Only about one in five of those who received a transfer value quotation from their pension provider in this period opted to take the cash; the lowest quarterly take-up rate since 2016, according to LCP.
Although average pot sizes increased dramatically, the analysis also found that overall levels of transfer activity in the period fell by 25 per cent — partly because some pension schemes paused transfer quotations under lockdown, in line with regulatory guidance.
But we are also in that period before the arrival of the ban on contingent charging where advisers are reconsidering the economics of transfers. The risk of getting it wrong are substantial (which is why PI premiums for those still advising on them are so high). Coupled to this, pressure on fees, now they can’t be cushioned by contingent charging, mean that advisers may decide their boots are full enough.
So what can be done?
Many trustees still see CETVs as the victimless crime.

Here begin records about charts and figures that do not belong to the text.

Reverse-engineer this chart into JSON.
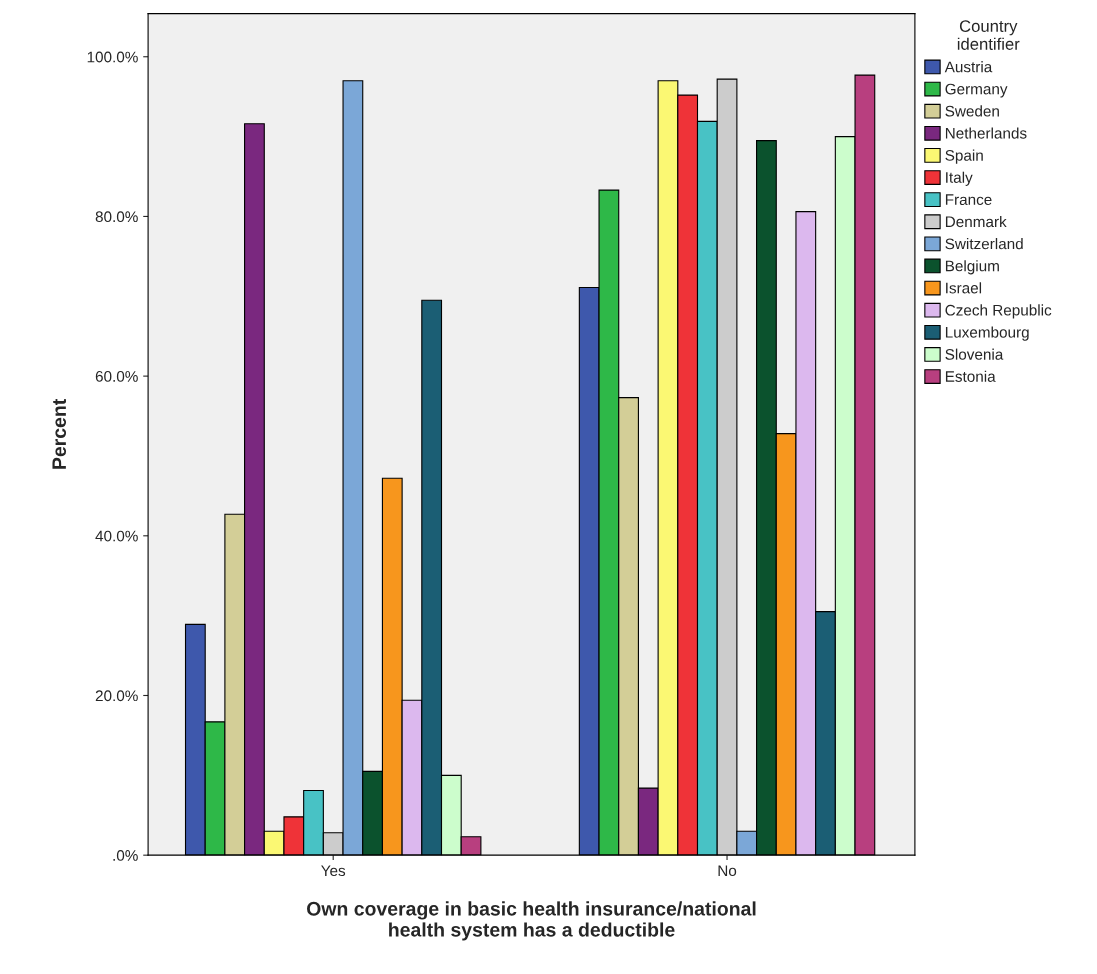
{
  "chart_data": {
    "type": "bar",
    "xlabel": "Own coverage in basic health insurance/national\nhealth system has a deductible",
    "ylabel": "Percent",
    "legend_title": "Country\nidentifier",
    "categories": [
      "Yes",
      "No"
    ],
    "series": [
      {
        "name": "Austria",
        "color": "#3e58ac",
        "values": [
          28.9,
          71.1
        ]
      },
      {
        "name": "Germany",
        "color": "#2eb848",
        "values": [
          16.7,
          83.3
        ]
      },
      {
        "name": "Sweden",
        "color": "#d3ce97",
        "values": [
          42.7,
          57.3
        ]
      },
      {
        "name": "Netherlands",
        "color": "#7a287f",
        "values": [
          91.6,
          8.4
        ]
      },
      {
        "name": "Spain",
        "color": "#fbf873",
        "values": [
          3.0,
          97.0
        ]
      },
      {
        "name": "Italy",
        "color": "#ef3338",
        "values": [
          4.8,
          95.2
        ]
      },
      {
        "name": "France",
        "color": "#48c2c5",
        "values": [
          8.1,
          91.9
        ]
      },
      {
        "name": "Denmark",
        "color": "#cccccc",
        "values": [
          2.8,
          97.2
        ]
      },
      {
        "name": "Switzerland",
        "color": "#7ba7d7",
        "values": [
          97.0,
          3.0
        ]
      },
      {
        "name": "Belgium",
        "color": "#0b522d",
        "values": [
          10.5,
          89.5
        ]
      },
      {
        "name": "Israel",
        "color": "#f7961d",
        "values": [
          47.2,
          52.8
        ]
      },
      {
        "name": "Czech Republic",
        "color": "#dcb8ee",
        "values": [
          19.4,
          80.6
        ]
      },
      {
        "name": "Luxembourg",
        "color": "#1b5e74",
        "values": [
          69.5,
          30.5
        ]
      },
      {
        "name": "Slovenia",
        "color": "#ccfdcc",
        "values": [
          10.0,
          90.0
        ]
      },
      {
        "name": "Estonia",
        "color": "#b83f7f",
        "values": [
          2.3,
          97.7
        ]
      }
    ],
    "ylim": [
      0,
      105.4
    ],
    "yticks": [
      {
        "value": 0,
        "label": ".0%"
      },
      {
        "value": 20,
        "label": "20.0%"
      },
      {
        "value": 40,
        "label": "40.0%"
      },
      {
        "value": 60,
        "label": "60.0%"
      },
      {
        "value": 80,
        "label": "80.0%"
      },
      {
        "value": 100,
        "label": "100.0%"
      }
    ],
    "grid": false,
    "legend": "right"
  }
}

They get liabilities away at below buy-out cost and please employers who can book the technical accounting advantage into their short-term reporting (often with positive impacts to management’s remuneration).
But there are victims. The true discount rate for these liabilities is what Con Keating and Iain Clacher call the CAR or the underlying rate of return needed to meet scheme liabilities over time. If the CAR was used as the discount rate , CETVs would be slashed and schemes would retain pensioners.
Of course that isn’t going to happen , but if we took a long-term view of our DB liabilities we would continue the ability of trustees to voluntarily ban transfers. Indeed we might decide to put funded pensions on the same basis as their unfunded counterparts and just stop transfers where the discount rate fell below a nominal level (say 3%).